It was then that I realized that regardless of how technically pure or good a solution is, it doesn’t matter if you don’t connect with your community and build their trust.
Through my professional career working for clean water utilities, I have learned an important truth: with the support of our engineering and operations staff, we thrive at solving technical problems. But today’s critical needs, such as gaining public trust, allaying fears, and demonstrating our value, present a unique set of challenges that require strategic communications.
I learned this 30 years ago as an assistant city engineer in Mequon, Wis. The city had a private water utility, and due to poor management, a subdivision in the community had basically run out of water. In my role, I heard residents’ fear and outrage going door to door communicating the city’s solution.
It was then that I realized that regardless of how technically pure or good a solution is, it doesn’t matter if you don’t connect with your community and build their trust.
When I joined Madison Metropolitan Sewerage District in 2011, communications was perceived as frivolous. Not being noticed by the greater community was a source of pride — it meant we were doing our job without issue. While this was a more comfortable position, I knew from experience that it would eventually catch us — and that was not a position I wanted for the District.
When I was hired, our Commission indicated it supported increasing our communications and outreach, but getting the resources needed was a tough sell. I built the case, and in 2015, we brought on a half-time communications professional. Over the next two years, we gained support for this work through small wins.
And importantly, we demonstrated the value of communications internally. For instance, engineers came to value how communications helped distill technical information and provide outreach support for projects.
What most helped our nascent communications program was a listen-first approach. Initially, our technical staff feared communications wouldn’t respect their expertise or would “dumb down” their work. But by serving as a resource, listening, and setting the tone for being a multidisciplinary team, communications became a respected and essential part of the organization.
Over the last eight years, I further learned the importance of not just having communications at the District but having communications at the decision-making table — communications is now a director-level position here.
This reflects the importance of having communications as a strategic advisor to provide counsel to mitigate risk on the increasingly complex issues we face: aging infrastructure, increased regulation, heightened public scrutiny for our projects, finances, operations, and more. With this counsel as a part of our Executive Team, communications can be strategic, timely, and proactive rather than something done after decisions are made.
Initially, it was terrifying to take this leadership position, but it has allowed us to build trust with the public we serve, our regulators, and our colleagues.
A key example of this is PFAS.
The District took an early lead on PFAS at the behest of our communications manager. With her outline of next steps, we developed the state’s first PFAS action plan. Through that, we began a sampling and analysis program, with no regulatory requirement, and made the results publicly available.

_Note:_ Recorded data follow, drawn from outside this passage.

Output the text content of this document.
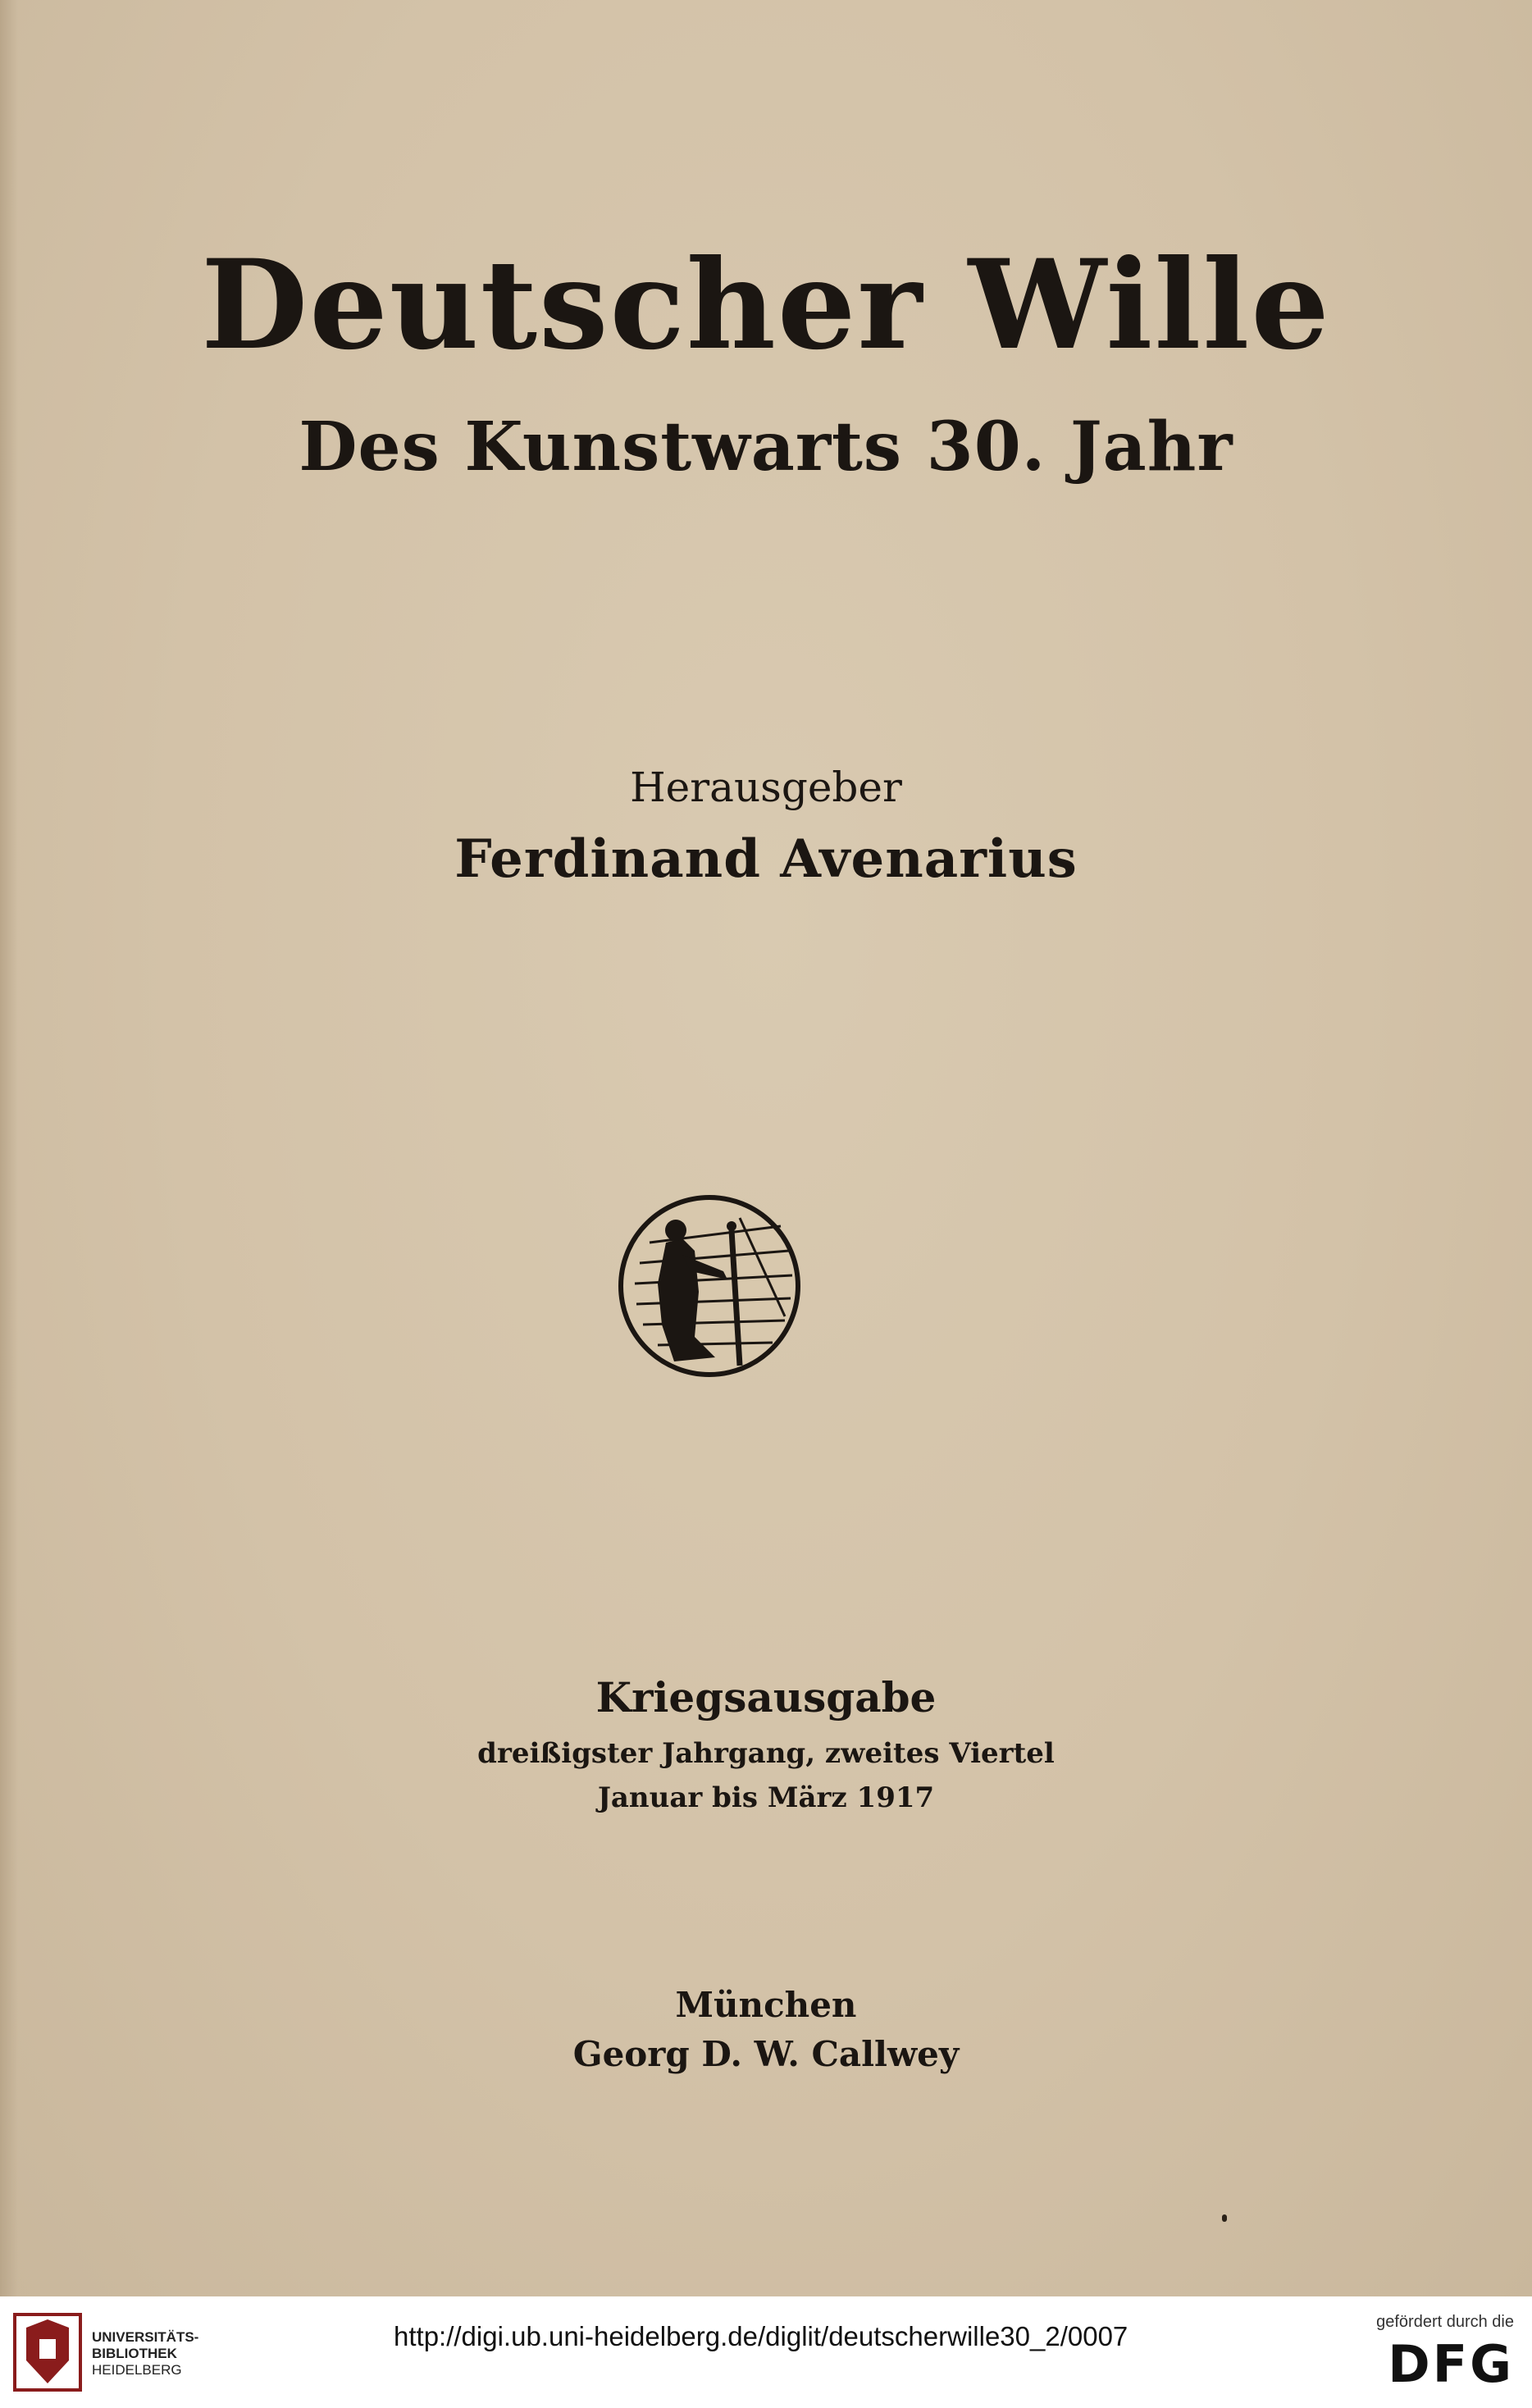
Deutscher Wille
Des Kunstwarts 30. Jahr
Herausgeber
Ferdinand Avenarius
Kriegsausgabe
dreißigster Jahrgang, zweites Viertel
Januar bis März 1917
München
Georg D. W. Callwey
UNIVERSITÄTS-
BIBLIOTHEK
HEIDELBERG
http://digi.ub.uni-heidelberg.de/diglit/deutscherwille30_2/0007	gefördert durch die
DFG
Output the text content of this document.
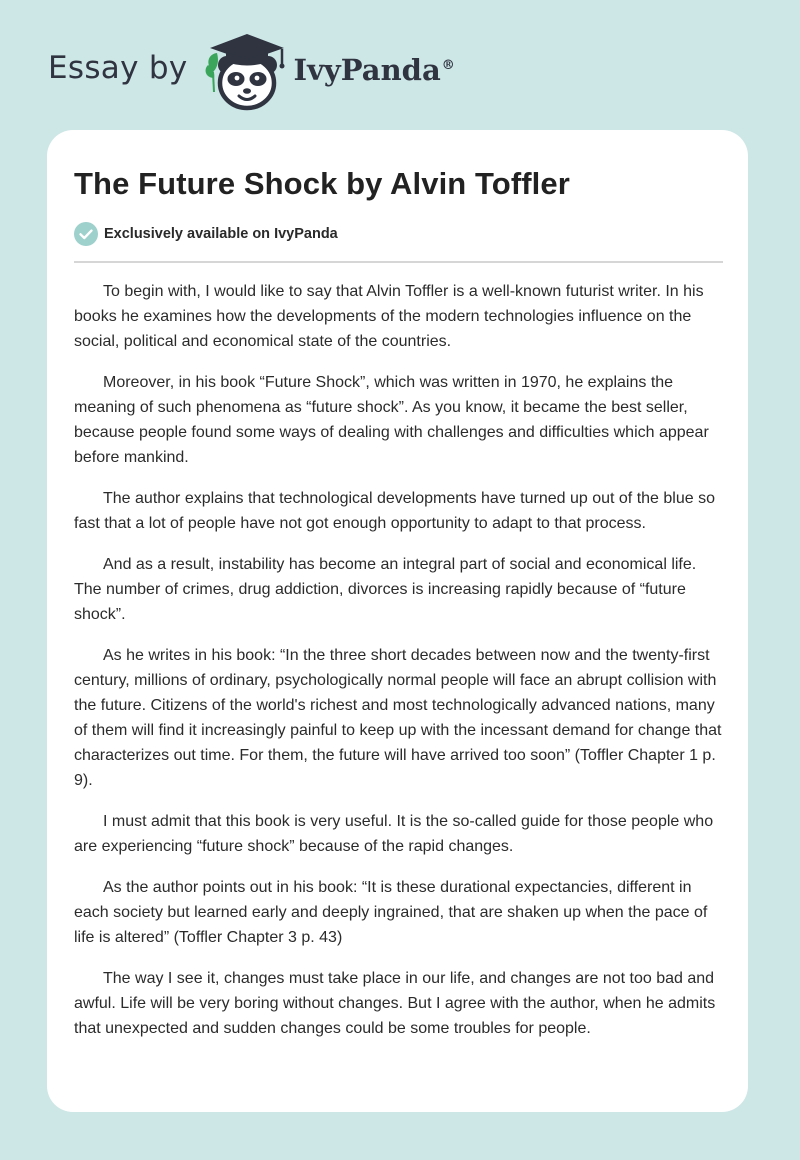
Essay by	IvyPanda®
The Future Shock by Alvin Toffler
Exclusively available on IvyPanda

To begin with, I would like to say that Alvin Toffler is a well-known futurist writer. In his books he examines how the developments of the modern technologies influence on the social, political and economical state of the countries.

Moreover, in his book “Future Shock”, which was written in 1970, he explains the meaning of such phenomena as “future shock”. As you know, it became the best seller, because people found some ways of dealing with challenges and difficulties which appear before mankind.

The author explains that technological developments have turned up out of the blue so fast that a lot of people have not got enough opportunity to adapt to that process.

And as a result, instability has become an integral part of social and economical life. The number of crimes, drug addiction, divorces is increasing rapidly because of “future shock”.

As he writes in his book: “In the three short decades between now and the twenty-first century, millions of ordinary, psychologically normal people will face an abrupt collision with the future. Citizens of the world's richest and most technologically advanced nations, many of them will find it increasingly painful to keep up with the incessant demand for change that characterizes out time. For them, the future will have arrived too soon” (Toffler Chapter 1 p. 9).

I must admit that this book is very useful. It is the so-called guide for those people who are experiencing “future shock” because of the rapid changes.

As the author points out in his book: “It is these durational expectancies, different in each society but learned early and deeply ingrained, that are shaken up when the pace of life is altered” (Toffler Chapter 3 p. 43)

The way I see it, changes must take place in our life, and changes are not too bad and awful. Life will be very boring without changes. But I agree with the author, when he admits that unexpected and sudden changes could be some troubles for people.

We developed a robust communications campaign to proactively serve as a resource in the absence of information on PFAS from other trusted messengers in our service area. We are public and transparent in what we know, don’t know, and how we’re working to address PFAS.
Initially, it was terrifying to take this leadership position, but it has allowed us to build trust with the public we serve, our regulators, and our colleagues.
As you can see, trust is an important throughline in all this.
As clean water utilities dedicated to protecting public health and the environment, building trust is one of our primary roles. We build capacity by having the public behind us, but to do that, we need to nurture that relationship. That requires us to be noticed and transparent about the good and bad. And we can do that with communications from the start to identify needs, develop strategies and tactics, ask tough questions, and anticipate concerns, sentiments, and roadblocks.
The stakes are too high today not to have communications at the table. Not being timely and strategic with communications can play out as the public opposing the rate increases needed to keep the utility operating safely and efficiently. It can result in policymakers getting frustrated and trying to “fix” things with draconian solutions. And worst of all, it can render us distrusted and irrelevant, a steep hole from which to climb.
Our utilities aim to pack as much of our ratepayers’ dollars into projects, operations, and maintenance — and rightfully so — but investments in support services like communications are also important. Selling the value of communications in our sector continues to be a challenge, but it has never been more important. For utilities that don’t already have communications professionals, start slow to go fast as the District did.
For those who have communications but don’t have them at the table, bring them forward as a strategic advisor. Trust is earned and not given, and communications plays a vital role in helping our utilities build and maintain this with our communities, now and into the future.